If you have pets, fleas may be hitching a ride inside your home, so they can enjoy a more comfortable winter environment. Fleas can reportedly jump as high as 13 feet, so it’s easy for a flea to jump on your dog or cat and come inside. With that in mind, you should check your pets regularly for signs of fleas.
When you check for fleas, look at the warmest parts of your pet, such as the underside where the back legs meet the body. Even if you don’t find an actual flea, you may find evidence, such as eggs or "flea dirt." Fleas live off the blood of your pet and flea dirt is the partially digested blood they excrete.

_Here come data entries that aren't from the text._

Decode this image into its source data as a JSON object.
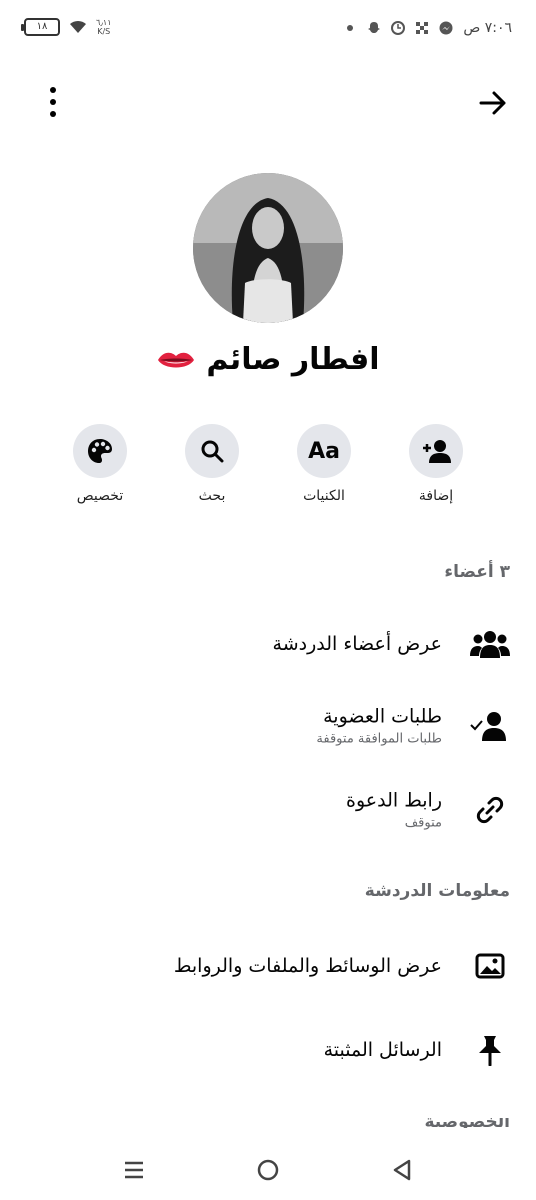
{
  "status_bar": {
    "time": "٧:٠٦ ص",
    "battery": "١٨",
    "speed_value": "٦٫١١",
    "speed_unit": "K/S"
  },
  "header": {
    "back_icon": "arrow-right-icon",
    "menu_icon": "more-vertical-icon"
  },
  "profile": {
    "name": "افطار صائم",
    "emoji_icon": "lips-icon"
  },
  "actions": [
    {
      "label": "إضافة",
      "icon": "add-person-icon"
    },
    {
      "label": "الكنيات",
      "icon_text": "Aa"
    },
    {
      "label": "بحث",
      "icon": "search-icon"
    },
    {
      "label": "تخصيص",
      "icon": "palette-icon"
    }
  ],
  "members_section": {
    "title": "٣ أعضاء",
    "items": [
      {
        "label": "عرض أعضاء الدردشة",
        "icon": "group-icon"
      },
      {
        "label": "طلبات العضوية",
        "sublabel": "طلبات الموافقة متوقفة",
        "icon": "person-check-icon"
      },
      {
        "label": "رابط الدعوة",
        "sublabel": "متوقف",
        "icon": "link-icon"
      }
    ]
  },
  "chat_info_section": {
    "title": "معلومات الدردشة",
    "items": [
      {
        "label": "عرض الوسائط والملفات والروابط",
        "icon": "image-icon"
      },
      {
        "label": "الرسائل المثبتة",
        "icon": "pin-icon"
      }
    ]
  },
  "cut_section_title": "الخصوصية",
  "nav_bar": {
    "menu_icon": "recent-apps-icon",
    "home_icon": "home-circle-icon",
    "back_icon": "back-triangle-icon"
  }
}
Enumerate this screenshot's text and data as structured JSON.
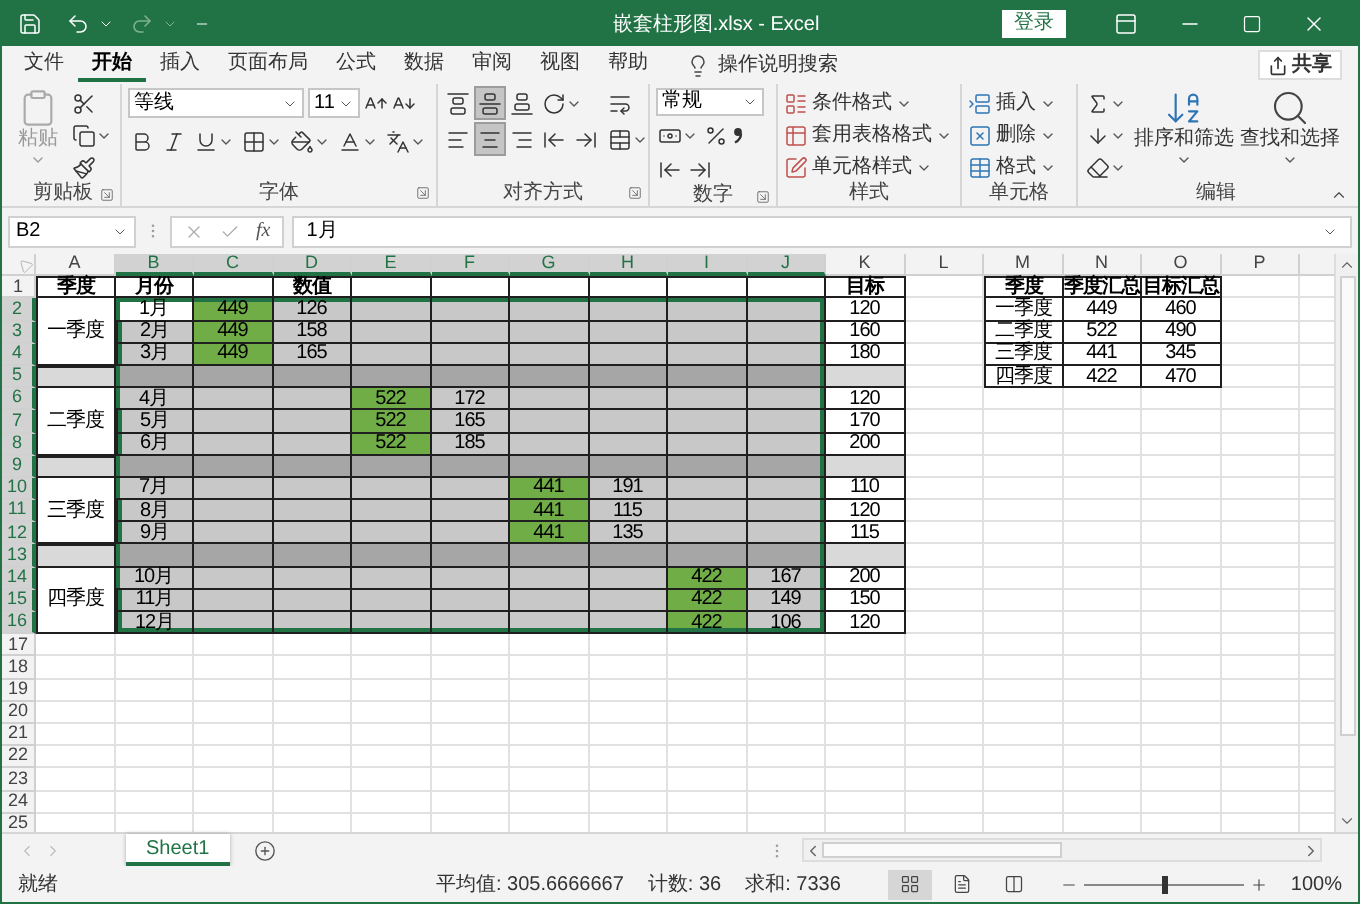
{
  "window": {
    "title": "嵌套柱形图.xlsx - Excel",
    "sign_in": "登录"
  },
  "menu": {
    "tabs": [
      {
        "label": "文件",
        "selected": false
      },
      {
        "label": "开始",
        "selected": true
      },
      {
        "label": "插入",
        "selected": false
      },
      {
        "label": "页面布局",
        "selected": false
      },
      {
        "label": "公式",
        "selected": false
      },
      {
        "label": "数据",
        "selected": false
      },
      {
        "label": "审阅",
        "selected": false
      },
      {
        "label": "视图",
        "selected": false
      },
      {
        "label": "帮助",
        "selected": false
      }
    ],
    "search": "操作说明搜索",
    "share": "共享"
  },
  "ribbon": {
    "clipboard": {
      "label": "剪贴板",
      "paste": "粘贴"
    },
    "font": {
      "label": "字体",
      "font_name": "等线",
      "font_size": "11"
    },
    "alignment": {
      "label": "对齐方式",
      "vertical": [
        {
          "kind": "top",
          "selected": false
        },
        {
          "kind": "middle",
          "selected": true
        },
        {
          "kind": "bottom",
          "selected": false
        }
      ],
      "horizontal": [
        {
          "kind": "left",
          "selected": false
        },
        {
          "kind": "center",
          "selected": true
        },
        {
          "kind": "right",
          "selected": false
        }
      ]
    },
    "number": {
      "label": "数字",
      "format": "常规"
    },
    "styles": {
      "label": "样式",
      "items": [
        {
          "kind": "conditional",
          "label": "条件格式"
        },
        {
          "kind": "table",
          "label": "套用表格格式"
        },
        {
          "kind": "cell",
          "label": "单元格样式"
        }
      ]
    },
    "cells": {
      "label": "单元格",
      "items": [
        {
          "kind": "insert",
          "label": "插入"
        },
        {
          "kind": "delete",
          "label": "删除"
        },
        {
          "kind": "format",
          "label": "格式"
        }
      ]
    },
    "editing": {
      "label": "编辑",
      "sort": "排序和筛选",
      "find": "查找和选择"
    }
  },
  "formula_bar": {
    "name_box": "B2",
    "function_label": "fx",
    "value": "1月"
  },
  "sheet": {
    "columns": [
      {
        "label": "A",
        "selected": false
      },
      {
        "label": "B",
        "selected": true
      },
      {
        "label": "C",
        "selected": true
      },
      {
        "label": "D",
        "selected": true
      },
      {
        "label": "E",
        "selected": true
      },
      {
        "label": "F",
        "selected": true
      },
      {
        "label": "G",
        "selected": true
      },
      {
        "label": "H",
        "selected": true
      },
      {
        "label": "I",
        "selected": true
      },
      {
        "label": "J",
        "selected": true
      },
      {
        "label": "K",
        "selected": false
      },
      {
        "label": "L",
        "selected": false
      },
      {
        "label": "M",
        "selected": false
      },
      {
        "label": "N",
        "selected": false
      },
      {
        "label": "O",
        "selected": false
      },
      {
        "label": "P",
        "selected": false
      }
    ],
    "rows": [
      {
        "number": "1",
        "kind": "header",
        "selected": false,
        "cells": [
          {
            "text": "季度",
            "border": true
          },
          {
            "text": "月份",
            "border": true
          },
          {
            "border": true
          },
          {
            "text": "数值",
            "border": true
          },
          {
            "border": true
          },
          {
            "border": true
          },
          {
            "border": true
          },
          {
            "border": true
          },
          {
            "border": true
          },
          {
            "border": true
          },
          {
            "text": "目标",
            "border": true
          },
          null,
          {
            "text": "季度",
            "border": true
          },
          {
            "text": "季度汇总",
            "border": true
          },
          {
            "text": "目标汇总",
            "border": true
          }
        ]
      },
      {
        "number": "2",
        "kind": "data",
        "selected": true,
        "cells": [
          {
            "text": "一季度",
            "border": true,
            "merged": true
          },
          {
            "text": "1月",
            "border": true,
            "active": true
          },
          {
            "text": "449",
            "border": true,
            "color": "#70ad47"
          },
          {
            "text": "126",
            "border": true
          },
          {
            "border": true
          },
          {
            "border": true
          },
          {
            "border": true
          },
          {
            "border": true
          },
          {
            "border": true
          },
          {
            "border": true
          },
          {
            "text": "120",
            "border": true
          },
          null,
          {
            "text": "一季度",
            "border": true
          },
          {
            "text": "449",
            "border": true
          },
          {
            "text": "460",
            "border": true
          }
        ]
      },
      {
        "number": "3",
        "kind": "data",
        "selected": true,
        "cells": [
          null,
          {
            "text": "2月",
            "border": true
          },
          {
            "text": "449",
            "border": true,
            "color": "#70ad47"
          },
          {
            "text": "158",
            "border": true
          },
          {
            "border": true
          },
          {
            "border": true
          },
          {
            "border": true
          },
          {
            "border": true
          },
          {
            "border": true
          },
          {
            "border": true
          },
          {
            "text": "160",
            "border": true
          },
          null,
          {
            "text": "二季度",
            "border": true
          },
          {
            "text": "522",
            "border": true
          },
          {
            "text": "490",
            "border": true
          }
        ]
      },
      {
        "number": "4",
        "kind": "data",
        "selected": true,
        "cells": [
          null,
          {
            "text": "3月",
            "border": true
          },
          {
            "text": "449",
            "border": true,
            "color": "#70ad47"
          },
          {
            "text": "165",
            "border": true
          },
          {
            "border": true
          },
          {
            "border": true
          },
          {
            "border": true
          },
          {
            "border": true
          },
          {
            "border": true
          },
          {
            "border": true
          },
          {
            "text": "180",
            "border": true
          },
          null,
          {
            "text": "三季度",
            "border": true
          },
          {
            "text": "441",
            "border": true
          },
          {
            "text": "345",
            "border": true
          }
        ]
      },
      {
        "number": "5",
        "kind": "separator",
        "selected": true,
        "cells": [
          {
            "border": true,
            "color": "#d9d9d9"
          },
          {
            "border": true,
            "color": "#a6a6a6"
          },
          {
            "border": true,
            "color": "#a6a6a6"
          },
          {
            "border": true,
            "color": "#a6a6a6"
          },
          {
            "border": true,
            "color": "#a6a6a6"
          },
          {
            "border": true,
            "color": "#a6a6a6"
          },
          {
            "border": true,
            "color": "#a6a6a6"
          },
          {
            "border": true,
            "color": "#a6a6a6"
          },
          {
            "border": true,
            "color": "#a6a6a6"
          },
          {
            "border": true,
            "color": "#a6a6a6"
          },
          {
            "border": true,
            "color": "#d9d9d9"
          },
          null,
          {
            "text": "四季度",
            "border": true
          },
          {
            "text": "422",
            "border": true
          },
          {
            "text": "470",
            "border": true
          }
        ]
      },
      {
        "number": "6",
        "kind": "data",
        "selected": true,
        "cells": [
          {
            "text": "二季度",
            "border": true,
            "merged": true
          },
          {
            "text": "4月",
            "border": true
          },
          {
            "border": true
          },
          {
            "border": true
          },
          {
            "text": "522",
            "border": true,
            "color": "#70ad47"
          },
          {
            "text": "172",
            "border": true
          },
          {
            "border": true
          },
          {
            "border": true
          },
          {
            "border": true
          },
          {
            "border": true
          },
          {
            "text": "120",
            "border": true
          }
        ]
      },
      {
        "number": "7",
        "kind": "data",
        "selected": true,
        "cells": [
          null,
          {
            "text": "5月",
            "border": true
          },
          {
            "border": true
          },
          {
            "border": true
          },
          {
            "text": "522",
            "border": true,
            "color": "#70ad47"
          },
          {
            "text": "165",
            "border": true
          },
          {
            "border": true
          },
          {
            "border": true
          },
          {
            "border": true
          },
          {
            "border": true
          },
          {
            "text": "170",
            "border": true
          }
        ]
      },
      {
        "number": "8",
        "kind": "data",
        "selected": true,
        "cells": [
          null,
          {
            "text": "6月",
            "border": true
          },
          {
            "border": true
          },
          {
            "border": true
          },
          {
            "text": "522",
            "border": true,
            "color": "#70ad47"
          },
          {
            "text": "185",
            "border": true
          },
          {
            "border": true
          },
          {
            "border": true
          },
          {
            "border": true
          },
          {
            "border": true
          },
          {
            "text": "200",
            "border": true
          }
        ]
      },
      {
        "number": "9",
        "kind": "separator",
        "selected": true,
        "cells": [
          {
            "border": true,
            "color": "#d9d9d9"
          },
          {
            "border": true,
            "color": "#a6a6a6"
          },
          {
            "border": true,
            "color": "#a6a6a6"
          },
          {
            "border": true,
            "color": "#a6a6a6"
          },
          {
            "border": true,
            "color": "#a6a6a6"
          },
          {
            "border": true,
            "color": "#a6a6a6"
          },
          {
            "border": true,
            "color": "#a6a6a6"
          },
          {
            "border": true,
            "color": "#a6a6a6"
          },
          {
            "border": true,
            "color": "#a6a6a6"
          },
          {
            "border": true,
            "color": "#a6a6a6"
          },
          {
            "border": true,
            "color": "#d9d9d9"
          }
        ]
      },
      {
        "number": "10",
        "kind": "data",
        "selected": true,
        "cells": [
          {
            "text": "三季度",
            "border": true,
            "merged": true
          },
          {
            "text": "7月",
            "border": true
          },
          {
            "border": true
          },
          {
            "border": true
          },
          {
            "border": true
          },
          {
            "border": true
          },
          {
            "text": "441",
            "border": true,
            "color": "#70ad47"
          },
          {
            "text": "191",
            "border": true
          },
          {
            "border": true
          },
          {
            "border": true
          },
          {
            "text": "110",
            "border": true
          }
        ]
      },
      {
        "number": "11",
        "kind": "data",
        "selected": true,
        "cells": [
          null,
          {
            "text": "8月",
            "border": true
          },
          {
            "border": true
          },
          {
            "border": true
          },
          {
            "border": true
          },
          {
            "border": true
          },
          {
            "text": "441",
            "border": true,
            "color": "#70ad47"
          },
          {
            "text": "115",
            "border": true
          },
          {
            "border": true
          },
          {
            "border": true
          },
          {
            "text": "120",
            "border": true
          }
        ]
      },
      {
        "number": "12",
        "kind": "data",
        "selected": true,
        "cells": [
          null,
          {
            "text": "9月",
            "border": true
          },
          {
            "border": true
          },
          {
            "border": true
          },
          {
            "border": true
          },
          {
            "border": true
          },
          {
            "text": "441",
            "border": true,
            "color": "#70ad47"
          },
          {
            "text": "135",
            "border": true
          },
          {
            "border": true
          },
          {
            "border": true
          },
          {
            "text": "115",
            "border": true
          }
        ]
      },
      {
        "number": "13",
        "kind": "separator",
        "selected": true,
        "cells": [
          {
            "border": true,
            "color": "#d9d9d9"
          },
          {
            "border": true,
            "color": "#a6a6a6"
          },
          {
            "border": true,
            "color": "#a6a6a6"
          },
          {
            "border": true,
            "color": "#a6a6a6"
          },
          {
            "border": true,
            "color": "#a6a6a6"
          },
          {
            "border": true,
            "color": "#a6a6a6"
          },
          {
            "border": true,
            "color": "#a6a6a6"
          },
          {
            "border": true,
            "color": "#a6a6a6"
          },
          {
            "border": true,
            "color": "#a6a6a6"
          },
          {
            "border": true,
            "color": "#a6a6a6"
          },
          {
            "border": true,
            "color": "#d9d9d9"
          }
        ]
      },
      {
        "number": "14",
        "kind": "data",
        "selected": true,
        "cells": [
          {
            "text": "四季度",
            "border": true,
            "merged": true
          },
          {
            "text": "10月",
            "border": true
          },
          {
            "border": true
          },
          {
            "border": true
          },
          {
            "border": true
          },
          {
            "border": true
          },
          {
            "border": true
          },
          {
            "border": true
          },
          {
            "text": "422",
            "border": true,
            "color": "#70ad47"
          },
          {
            "text": "167",
            "border": true
          },
          {
            "text": "200",
            "border": true
          }
        ]
      },
      {
        "number": "15",
        "kind": "data",
        "selected": true,
        "cells": [
          null,
          {
            "text": "11月",
            "border": true
          },
          {
            "border": true
          },
          {
            "border": true
          },
          {
            "border": true
          },
          {
            "border": true
          },
          {
            "border": true
          },
          {
            "border": true
          },
          {
            "text": "422",
            "border": true,
            "color": "#70ad47"
          },
          {
            "text": "149",
            "border": true
          },
          {
            "text": "150",
            "border": true
          }
        ]
      },
      {
        "number": "16",
        "kind": "data",
        "selected": true,
        "cells": [
          null,
          {
            "text": "12月",
            "border": true
          },
          {
            "border": true
          },
          {
            "border": true
          },
          {
            "border": true
          },
          {
            "border": true
          },
          {
            "border": true
          },
          {
            "border": true
          },
          {
            "text": "422",
            "border": true,
            "color": "#70ad47"
          },
          {
            "text": "106",
            "border": true
          },
          {
            "text": "120",
            "border": true
          }
        ]
      },
      {
        "number": "17",
        "kind": "blank",
        "selected": false
      },
      {
        "number": "18",
        "kind": "blank",
        "selected": false
      },
      {
        "number": "19",
        "kind": "blank",
        "selected": false
      },
      {
        "number": "20",
        "kind": "blank",
        "selected": false
      },
      {
        "number": "21",
        "kind": "blank",
        "selected": false
      },
      {
        "number": "22",
        "kind": "blank",
        "selected": false
      },
      {
        "number": "23",
        "kind": "blank",
        "selected": false
      },
      {
        "number": "24",
        "kind": "blank",
        "selected": false
      },
      {
        "number": "25",
        "kind": "blank",
        "selected": false
      }
    ]
  },
  "sheet_tabs": [
    {
      "label": "Sheet1",
      "selected": true
    }
  ],
  "status_bar": {
    "status": "就绪",
    "stats": [
      "平均值: 305.6666667",
      "计数: 36",
      "求和: 7336"
    ],
    "views": [
      {
        "kind": "normal",
        "selected": true
      },
      {
        "kind": "page_layout",
        "selected": false
      },
      {
        "kind": "page_break",
        "selected": false
      }
    ],
    "zoom": {
      "level": 0.5,
      "reading": "100%"
    }
  }
}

It’s easy to tell flea dirt from regular dirt. Just put some on a flat surface and add a drop of water. If the dirt turns red, you know it’s flea dirt. Another thing you may or may not find is flea eggs, which are white and about the size of a grain of sand.
If you find evidence of fleas on your pet, the fleas are in your house as well. Fleas start laying eggs within the first 48 hours of their first meal. They can lay 40 to 50 eggs per day, and a female flea can produce more than 2,000 eggs during her lifetime. Even though not every flea survives, this tremendous ability to reproduce means that you never have "just a couple fleas."
To deal with a flea problem, you absolutely must treat every pet in your household. You need to treat the pets, the house, and the yard at the same time. If you don’t, the fleas just relocate.
In the last few years, many advances have been made in flea treatments. Products exist that make it possible for you to successfully treat your pet, house, and yard safely and effectively. To find out which products would work best for your pet and your environment, please consult your favorite veterinarian for specific product recommendations and options.